Despite the moniker, Layne was anything but plain. Within the past few months, she recounted a rape that she suggested led her to lesbianism, became engaged to a formerly straight woman, suffered a dramatic breakup with said woman (partially because her fiancée resented being dissected on Layne's site), hooked up and noisily quarreled with a girl from her work cafeteria, met her birth parents for the first time, got involved with a risky internet startup, and had a ton of hot sex (which, because of her linguistic flourishes, was often hottest when solo). All that while keeping up a high-volume website of 5,000 unique visitors per day and middle-managing an IT group for "Minicorp," a large pseudonymous company that from her descriptions sounded like 3M or Cargill or Honeywell. In short: Anaïs Nin, I'd like you to meet William Gibson.

In addition, Layne had profiles on Orkut and Friendster. I'm following the discussions of Layne because I'm still thinking about how to defend the kind of research I want to do against those who look askance at internet research--against what I call the authentication imperative. Arguments have been made that there's a degree of fiction in every representation of self online; you're always only presenting a part of yourself. I'm not sure how persuasive they are for a lot of people, though. Does Turkle discuss this issue in Life on the Screen? What other internet researchers have written about the authentication imperative?

Update: More at Netwoman and at Trish's place.

Guided Tour to Blogging

John Lovas has posted an excellent overview of blogging. I must make one correction, though: John writes, "One of Clancy's many ground-breaking moves has been to post the answers to her doctoral exams on her blog, letting the rest of us in on her integration of important reading in Rhetoric and Composition." Thanks, but I don't think I've made any ground-breaking moves, particularly not this one--the first (and only) person I know of to post her preliminary exams is the brilliant Cristina Hanganu-Bresch. That being said, I'll post mine when I take them, which will be in early August.

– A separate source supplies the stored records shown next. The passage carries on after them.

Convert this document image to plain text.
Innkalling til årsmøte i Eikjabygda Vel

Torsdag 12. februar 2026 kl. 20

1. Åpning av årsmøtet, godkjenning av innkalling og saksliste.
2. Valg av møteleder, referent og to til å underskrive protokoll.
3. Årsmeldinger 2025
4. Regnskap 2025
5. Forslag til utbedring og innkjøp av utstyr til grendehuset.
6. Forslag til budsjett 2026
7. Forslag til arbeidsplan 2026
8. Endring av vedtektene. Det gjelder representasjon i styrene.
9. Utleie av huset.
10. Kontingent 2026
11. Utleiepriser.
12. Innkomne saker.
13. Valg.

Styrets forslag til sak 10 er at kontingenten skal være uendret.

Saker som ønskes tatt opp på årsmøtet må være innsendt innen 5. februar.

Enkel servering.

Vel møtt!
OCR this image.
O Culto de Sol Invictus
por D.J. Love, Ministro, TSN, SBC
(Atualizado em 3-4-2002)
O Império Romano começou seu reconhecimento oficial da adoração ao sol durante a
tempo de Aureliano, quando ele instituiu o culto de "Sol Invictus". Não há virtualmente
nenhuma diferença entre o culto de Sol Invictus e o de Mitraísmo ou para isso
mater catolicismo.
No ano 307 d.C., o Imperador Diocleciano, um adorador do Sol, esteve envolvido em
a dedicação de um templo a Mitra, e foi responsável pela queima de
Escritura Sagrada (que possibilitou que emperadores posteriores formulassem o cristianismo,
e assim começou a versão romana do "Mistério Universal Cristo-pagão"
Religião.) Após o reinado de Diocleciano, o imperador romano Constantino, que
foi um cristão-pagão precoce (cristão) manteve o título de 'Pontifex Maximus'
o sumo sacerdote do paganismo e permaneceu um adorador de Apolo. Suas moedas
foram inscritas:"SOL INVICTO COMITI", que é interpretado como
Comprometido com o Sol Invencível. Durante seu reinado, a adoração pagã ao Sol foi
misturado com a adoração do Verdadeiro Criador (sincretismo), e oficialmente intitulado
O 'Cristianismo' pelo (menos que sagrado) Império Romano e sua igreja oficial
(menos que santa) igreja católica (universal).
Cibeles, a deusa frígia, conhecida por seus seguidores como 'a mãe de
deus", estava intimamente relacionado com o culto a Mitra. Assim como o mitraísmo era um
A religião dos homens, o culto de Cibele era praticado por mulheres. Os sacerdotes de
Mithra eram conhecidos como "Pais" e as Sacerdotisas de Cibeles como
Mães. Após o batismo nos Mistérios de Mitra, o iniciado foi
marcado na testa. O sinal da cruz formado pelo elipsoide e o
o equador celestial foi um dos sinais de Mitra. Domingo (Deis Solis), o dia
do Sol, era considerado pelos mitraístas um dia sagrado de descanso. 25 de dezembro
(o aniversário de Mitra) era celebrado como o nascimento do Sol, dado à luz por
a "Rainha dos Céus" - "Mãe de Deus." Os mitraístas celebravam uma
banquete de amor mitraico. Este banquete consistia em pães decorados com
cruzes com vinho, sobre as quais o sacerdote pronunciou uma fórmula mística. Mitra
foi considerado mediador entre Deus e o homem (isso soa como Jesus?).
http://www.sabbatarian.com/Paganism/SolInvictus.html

Possible Preliminary Exam Questions

Today I've been poring over pages and pages of past preliminary exam questions and devising my own to send to my committee for consideration. Most of the questions are derived from the old exams, slightly tweaked to accommodate my interests. I wrote a few of them myself. Any suggestions? [Edited to add links to the reading lists: rhetorical theory and tech comm theory and research. Gender and CMC list is coming.]


Rhetorical Theory

  1. Consider Cicero's De Oratore as a response to Plato's critique in the Gorgias.
  2. What does Cicero mean by “eloquence”? Does the concept have implications for the understanding and teaching of rhetoric today?
  3. Select two canonical works by classical male theorists, e.g. Gorgias's “Encomium of Helen,” Plato's Gorgias or Phaedrus, Aristotle's Rhetoric, Cicero's De Oratore, and indicate how you would teach them from a feminist perspective. In each case, indicate why you are doing what you do.
  4. Select two canonical works by modern theorists, e.g. Burke's Rhetoric of Motives, Habermas' “What Is Universal Pragmatics?”, Perelman and Olbrechts-Tyteca's The New Rhetoric, Bakhtin's “The Problem of Speech Genres,” and indicate how you would teach them from a feminist perspective. In each case, indicate why you are doing what you do.
  5. Burke directly addresses technology as a social commentator, a philosopher, and a rhetorical theorist. Discuss his approach to technology in each of these roles and comment on its importance to rhetoric as practiced by bloggers.
  6. What theoretical concepts within the rhetorical tradition are most important to the creation of an adequate rhetorical theory of blogging practices? What, if any, traditional concepts does this new technology render obsolete? (More detailed treatment of fewer concepts is preferred to less detail and more concepts.)
  7. Assume that nothing of the Aristotelian corpus survived except the Rhetoric and that we knew nothing of Aristotle's political views. Agree or disagree with this statement: “It is difficult to imagine a theory of rhetoric less congruent with modern feminism(s) than that set forth in the Rhetoric.” Defend your view by making specific reference to Aristotle's text.